Question

At $1127K$ and $1atm$ pressure , a gaseous mixture of $CO$and $C{O_2}$in equilibrium with solid carbon $90.55\%$ $CO$ by mass;
$C(s) + C{O_2}(g) \rightleftarrows 2CO(g)$
Calculate ${K_c}$ for the reaction at the above temperature.

Answer 1

We know that ${K_c}$ is the equilibrium constant of a chemical reaction in terms of the molar concentrations. The active mass of the solids in a chemical equation is taken $1$.The molar concentration of the solid is taken $1$. The partial pressure is also taken as $1$ of solids.

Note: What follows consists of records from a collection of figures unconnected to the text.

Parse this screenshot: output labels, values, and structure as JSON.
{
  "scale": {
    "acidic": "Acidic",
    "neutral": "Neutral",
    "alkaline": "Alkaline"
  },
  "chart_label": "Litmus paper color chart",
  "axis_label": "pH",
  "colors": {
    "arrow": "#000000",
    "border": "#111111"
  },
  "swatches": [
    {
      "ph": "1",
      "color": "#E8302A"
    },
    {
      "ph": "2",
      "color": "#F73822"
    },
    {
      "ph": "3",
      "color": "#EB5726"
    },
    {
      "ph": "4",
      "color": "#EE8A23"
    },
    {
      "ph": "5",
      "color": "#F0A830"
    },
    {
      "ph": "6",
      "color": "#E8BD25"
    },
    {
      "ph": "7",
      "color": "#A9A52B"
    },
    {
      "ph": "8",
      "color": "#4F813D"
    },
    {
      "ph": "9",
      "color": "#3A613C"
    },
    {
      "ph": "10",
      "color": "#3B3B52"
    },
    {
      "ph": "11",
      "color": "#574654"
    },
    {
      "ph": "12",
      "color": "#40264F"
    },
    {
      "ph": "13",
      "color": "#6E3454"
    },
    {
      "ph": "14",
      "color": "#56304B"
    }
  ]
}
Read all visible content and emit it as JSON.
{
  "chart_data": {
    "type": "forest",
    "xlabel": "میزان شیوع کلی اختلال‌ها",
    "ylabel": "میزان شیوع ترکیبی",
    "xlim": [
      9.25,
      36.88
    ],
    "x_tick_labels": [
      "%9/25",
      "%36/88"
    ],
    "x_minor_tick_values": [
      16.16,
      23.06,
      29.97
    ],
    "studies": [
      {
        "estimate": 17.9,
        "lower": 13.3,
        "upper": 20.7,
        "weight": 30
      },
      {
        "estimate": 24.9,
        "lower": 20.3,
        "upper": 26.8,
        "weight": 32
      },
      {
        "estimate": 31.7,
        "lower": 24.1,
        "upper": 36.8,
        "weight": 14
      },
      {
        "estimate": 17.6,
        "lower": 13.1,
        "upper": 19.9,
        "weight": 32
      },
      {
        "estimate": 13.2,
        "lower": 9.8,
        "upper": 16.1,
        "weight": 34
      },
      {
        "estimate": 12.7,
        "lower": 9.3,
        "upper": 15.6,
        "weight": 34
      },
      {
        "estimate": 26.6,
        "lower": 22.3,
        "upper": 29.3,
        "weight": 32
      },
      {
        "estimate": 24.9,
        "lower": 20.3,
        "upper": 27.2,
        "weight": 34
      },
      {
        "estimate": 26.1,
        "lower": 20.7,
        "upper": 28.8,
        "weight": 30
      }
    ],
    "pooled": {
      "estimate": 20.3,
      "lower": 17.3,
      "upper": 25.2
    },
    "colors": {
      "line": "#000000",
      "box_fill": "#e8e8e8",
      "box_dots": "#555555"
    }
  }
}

Complete step by step answer:
As in the question we are given the temperature $T = 1127K$ .The total pressure given is ${P_T} = 1atm$. Let us consider the total mass of the gaseous mixture to be $100g$. Then the mass of $CO$ will be $90.55g$ and the mass of $C{O_2}$will be $\Rightarrow 100 - 90.55 = 9.45g$. The molecular mass of $CO$ is $28$ and the molecular mass of $C{O_2}$ will be $44$. The moles of $CO$ will be $\Rightarrow {n_{CO}} = \dfrac{{90.55}}{{28}} = 3.234mol$. The moles of $\Rightarrow {n_{C{O_2}}} = \dfrac{{9.45}}{{44}} = 0.215mol$. The partial pressure of $CO$ will be
$\Rightarrow {P_{CO}} = \dfrac{{{n_{CO}}}}{{{n_{CO}} + {n_{C{O_2}}}}} \times {P_T} \\\ \Rightarrow {P_{CO}} = \dfrac{{3.234}}{{3.234 + 0.215}} \times 1 \\\ \Rightarrow {P_{CO}} = 0.938atm \\\$
The partial pressure of $C{O_2}$ will be
$\Rightarrow {P_{C{O_2}}} = \dfrac{{{n_{C{O_2}}}}}{{{n_{CO}} + {n_{C{O_2}}}}} \times {P_T} \\\ \Rightarrow {P_{C{O_2}}} = \dfrac{{0.215}}{{3.234 + 0.215}} \times 1 \\\ \Rightarrow {P_{C{O_2}}} = 0.062atm \\\$
Now the ${K_p}$ of the equation is given by ,
${K_P} = \dfrac{{{{[{K_{CO}}]}^2}}}{{[C{O_2}]}} = \dfrac{{{{(0.938)}^2}}}{{0.062}} = 14.19$
The relation between the ${K_P}$ and the ${K_C}$ of a chemical equation is given by the formula
$\Rightarrow {K_P} = {K_C}{(RT)^{\Delta n}}$. Here $R$ is the ideal gas constant and $\Delta n$ is the change in mole of the chemical equation. Now putting the values we can find the ${K_c}$ for the reaction.
$\Rightarrow {K_P} = {K_C}{(RT)^{\Delta n}} \\\ \Rightarrow {K_C} = \dfrac{{{K_P}}}{{{{(RT)}^{\Delta n}}}} \\\ \Rightarrow {K_C} = \dfrac{{14.19}}{{(0.082 \times 1127)}} \\\ \Rightarrow {K_C} = 0.154 \\\$
So from the above explanation and calculation it is clear to us that the correct answer of the given question is $\Rightarrow {K_C} = 0.154$.

Additional information: The ideal gas equation is given by the formula $\Rightarrow PV = nRT$. $P$ is the pressure of the gas , $V$ is the volume of the gas , $R$ is the ideal gas constant, $n$ is the number of moles.

Note: Always remember that the relation between ${K_P}$ and the ${K_C}$ of a chemical equation is given by the formula $\Rightarrow {K_P} = {K_C}{(RT)^{\Delta n}}$.${K_c}$ is the equilibrium constant of a chemical reaction in terms of the molar concentrations and ${K_P}$ is the equilibrium constant of the reaction in terms of the partial pressure of the products and the reactants. Always avoid calculation errors while solving the numerical.